Her moving and effective pages were written and illustrated to let children focus and process their grief at such a loss. Though written from a Christian perspective, it is not written in the traditional language of such books, but in images more appealing to a wider range of young readers such as schools have in Ireland today.

The book shows death, and what follows death, are a part of nature, just as love helps all loss take on meaning and allow life and the great hopes we all have to last.
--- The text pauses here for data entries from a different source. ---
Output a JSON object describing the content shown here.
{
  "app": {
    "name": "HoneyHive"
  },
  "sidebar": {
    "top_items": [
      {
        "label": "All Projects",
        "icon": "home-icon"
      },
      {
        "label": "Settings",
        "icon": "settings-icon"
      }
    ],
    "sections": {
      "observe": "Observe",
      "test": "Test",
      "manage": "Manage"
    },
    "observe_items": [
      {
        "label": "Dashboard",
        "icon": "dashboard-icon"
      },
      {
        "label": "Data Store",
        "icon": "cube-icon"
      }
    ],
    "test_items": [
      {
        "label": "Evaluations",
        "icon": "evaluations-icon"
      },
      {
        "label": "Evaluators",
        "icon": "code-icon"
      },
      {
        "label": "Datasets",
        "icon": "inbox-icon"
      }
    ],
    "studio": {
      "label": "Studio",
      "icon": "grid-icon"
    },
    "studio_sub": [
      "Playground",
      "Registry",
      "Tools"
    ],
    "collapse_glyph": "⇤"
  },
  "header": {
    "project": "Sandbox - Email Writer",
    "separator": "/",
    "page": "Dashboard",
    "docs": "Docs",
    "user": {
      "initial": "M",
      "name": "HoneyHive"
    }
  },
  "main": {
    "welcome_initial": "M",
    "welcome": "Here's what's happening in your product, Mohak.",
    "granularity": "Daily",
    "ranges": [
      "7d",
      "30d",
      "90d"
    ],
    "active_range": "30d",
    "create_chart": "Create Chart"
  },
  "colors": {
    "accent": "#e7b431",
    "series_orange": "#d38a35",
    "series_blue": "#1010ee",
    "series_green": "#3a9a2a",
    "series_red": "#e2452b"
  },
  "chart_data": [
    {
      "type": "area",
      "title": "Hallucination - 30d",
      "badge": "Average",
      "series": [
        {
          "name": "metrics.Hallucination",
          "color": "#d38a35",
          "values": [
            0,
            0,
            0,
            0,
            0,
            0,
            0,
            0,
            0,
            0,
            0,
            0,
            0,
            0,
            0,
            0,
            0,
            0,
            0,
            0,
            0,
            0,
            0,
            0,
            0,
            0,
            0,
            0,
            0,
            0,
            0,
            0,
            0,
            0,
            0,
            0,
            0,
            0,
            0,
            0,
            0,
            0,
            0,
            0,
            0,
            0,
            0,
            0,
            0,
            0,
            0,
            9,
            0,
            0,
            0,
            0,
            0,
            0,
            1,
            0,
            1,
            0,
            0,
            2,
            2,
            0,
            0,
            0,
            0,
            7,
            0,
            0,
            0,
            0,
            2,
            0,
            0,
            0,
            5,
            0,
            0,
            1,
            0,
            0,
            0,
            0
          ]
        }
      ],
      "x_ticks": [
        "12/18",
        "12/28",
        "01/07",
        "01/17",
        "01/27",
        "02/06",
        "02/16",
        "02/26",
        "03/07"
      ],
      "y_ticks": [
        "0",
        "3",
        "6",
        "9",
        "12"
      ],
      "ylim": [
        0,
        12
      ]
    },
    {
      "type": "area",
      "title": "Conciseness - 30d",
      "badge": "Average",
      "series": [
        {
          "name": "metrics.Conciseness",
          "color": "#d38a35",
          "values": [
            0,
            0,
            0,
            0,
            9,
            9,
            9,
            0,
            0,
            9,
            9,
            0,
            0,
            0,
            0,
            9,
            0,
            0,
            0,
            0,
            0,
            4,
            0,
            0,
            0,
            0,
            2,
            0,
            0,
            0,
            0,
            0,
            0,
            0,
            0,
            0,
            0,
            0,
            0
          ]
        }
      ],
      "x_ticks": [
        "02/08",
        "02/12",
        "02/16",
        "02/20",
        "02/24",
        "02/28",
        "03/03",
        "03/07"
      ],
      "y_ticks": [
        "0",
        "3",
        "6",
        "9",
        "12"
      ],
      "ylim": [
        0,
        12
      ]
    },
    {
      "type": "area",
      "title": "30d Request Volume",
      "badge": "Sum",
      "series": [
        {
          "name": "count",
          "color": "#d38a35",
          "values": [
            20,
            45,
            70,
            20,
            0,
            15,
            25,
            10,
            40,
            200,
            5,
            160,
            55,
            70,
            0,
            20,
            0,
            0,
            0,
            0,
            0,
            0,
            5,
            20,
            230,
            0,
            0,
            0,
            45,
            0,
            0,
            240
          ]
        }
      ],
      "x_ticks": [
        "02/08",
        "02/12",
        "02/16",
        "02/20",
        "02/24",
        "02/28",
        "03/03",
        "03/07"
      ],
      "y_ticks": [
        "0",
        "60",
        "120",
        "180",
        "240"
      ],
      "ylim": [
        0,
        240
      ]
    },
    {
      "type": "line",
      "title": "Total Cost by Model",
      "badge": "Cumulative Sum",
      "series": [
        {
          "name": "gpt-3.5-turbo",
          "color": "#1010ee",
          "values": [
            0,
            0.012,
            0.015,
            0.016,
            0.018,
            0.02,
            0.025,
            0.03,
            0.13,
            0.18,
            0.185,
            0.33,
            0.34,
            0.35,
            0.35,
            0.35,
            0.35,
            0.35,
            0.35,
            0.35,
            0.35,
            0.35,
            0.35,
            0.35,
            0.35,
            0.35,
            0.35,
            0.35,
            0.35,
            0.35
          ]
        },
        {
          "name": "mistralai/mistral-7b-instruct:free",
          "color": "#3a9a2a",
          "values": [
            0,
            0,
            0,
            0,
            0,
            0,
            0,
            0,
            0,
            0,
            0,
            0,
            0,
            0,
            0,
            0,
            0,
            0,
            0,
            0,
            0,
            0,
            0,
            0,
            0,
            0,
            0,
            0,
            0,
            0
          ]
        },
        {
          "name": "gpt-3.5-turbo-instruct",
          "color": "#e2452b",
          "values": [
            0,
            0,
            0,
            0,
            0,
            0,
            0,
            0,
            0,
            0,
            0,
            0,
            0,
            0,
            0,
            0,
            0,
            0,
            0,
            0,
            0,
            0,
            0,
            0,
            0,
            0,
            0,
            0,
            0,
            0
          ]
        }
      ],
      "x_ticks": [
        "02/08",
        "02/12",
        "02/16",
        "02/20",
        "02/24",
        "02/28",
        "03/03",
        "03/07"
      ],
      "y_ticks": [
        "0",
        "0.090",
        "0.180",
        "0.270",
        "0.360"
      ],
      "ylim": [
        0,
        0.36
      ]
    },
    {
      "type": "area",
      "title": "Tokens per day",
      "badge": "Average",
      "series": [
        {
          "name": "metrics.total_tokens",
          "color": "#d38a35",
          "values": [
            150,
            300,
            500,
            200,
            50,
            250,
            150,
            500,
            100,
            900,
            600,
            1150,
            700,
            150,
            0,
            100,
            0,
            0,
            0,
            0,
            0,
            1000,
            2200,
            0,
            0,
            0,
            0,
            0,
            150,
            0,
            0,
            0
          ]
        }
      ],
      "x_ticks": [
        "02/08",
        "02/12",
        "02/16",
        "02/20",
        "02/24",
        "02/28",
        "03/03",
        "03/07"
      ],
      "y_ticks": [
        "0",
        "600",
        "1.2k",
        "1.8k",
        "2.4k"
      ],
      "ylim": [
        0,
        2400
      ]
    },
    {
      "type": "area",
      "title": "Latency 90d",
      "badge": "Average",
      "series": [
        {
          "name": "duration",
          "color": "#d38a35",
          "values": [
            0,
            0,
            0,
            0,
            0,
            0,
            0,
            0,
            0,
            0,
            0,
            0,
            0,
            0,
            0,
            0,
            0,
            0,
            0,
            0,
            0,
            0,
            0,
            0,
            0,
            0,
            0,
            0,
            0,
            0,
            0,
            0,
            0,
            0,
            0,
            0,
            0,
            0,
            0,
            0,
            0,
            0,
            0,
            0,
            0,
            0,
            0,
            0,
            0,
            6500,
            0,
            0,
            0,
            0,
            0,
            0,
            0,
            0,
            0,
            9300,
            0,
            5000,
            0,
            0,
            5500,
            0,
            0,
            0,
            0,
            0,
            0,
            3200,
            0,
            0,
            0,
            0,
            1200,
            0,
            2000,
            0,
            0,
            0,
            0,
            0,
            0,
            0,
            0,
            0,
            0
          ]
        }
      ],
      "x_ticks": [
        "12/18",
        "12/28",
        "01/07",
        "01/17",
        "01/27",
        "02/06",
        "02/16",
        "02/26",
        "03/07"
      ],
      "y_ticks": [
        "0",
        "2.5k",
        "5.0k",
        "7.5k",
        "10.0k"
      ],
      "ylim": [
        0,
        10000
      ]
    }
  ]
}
A fine little book.

 

Remember and Give Thanks: Reflections on Eucharist by Patrick McGoldrick (Veritas, €17.99/£14.99)

The last few years have been very hard for everyone, and have brought many especially those with a religious role in society to reflect on life and things they might once have taken for granted.

These essays are the product of the last months of the author’s life, but into them are packed the thoughts and insights of a lifetime as a liturgist at Maynooth and as a curate in Co. Donegal. He opens with a reflection of Thomas Merton on the day that Germany invaded Poland in 1939, and the thoughts arising from the call at High Mass that day to be “always and everywhere thankful”.

On the morning I write this, these reflections seem very much to the point and of the moment. All derived from a Eucharistic faith for Christians to “remember and give thanks”. His friends and associates have brought these pages into print out of their love for the author, and in doing so have brought to light a gift that many readers will cherish.

 

The Courage of their Convictions: Stories of Inspirational Men and Women of Faith by Gemma Grant (Veritas, €14.99/£12.99)

Gemma Grant is a Belfast women now married and living in Dublin. Her book contains some 28 brief lives of saintly Catholics, some religious, some lay. They are all of people many will have heard of, such as Fr Peyton, for instance, but about whom little is often said. So these portraits will interest a great many readers; but her choice is personal: no room here for such a hero of faith as Oscar Romero.

But there is Dorothy Day, “one of the most remarkable American women and social reformers of the last century”. This is very true; but when an attempt was made to get her movement going in Dublin, and to open ‘a house of hospitality’ to provide free meals, shelter for the homeless, and assistance it failed.

Irish Catholics had little or no time for Dorothy Day, potential saint or not. This was not a rejection by ‘agnostic materialists’, but by ‘ordinary Catholics’. A sad debacle worth pondering.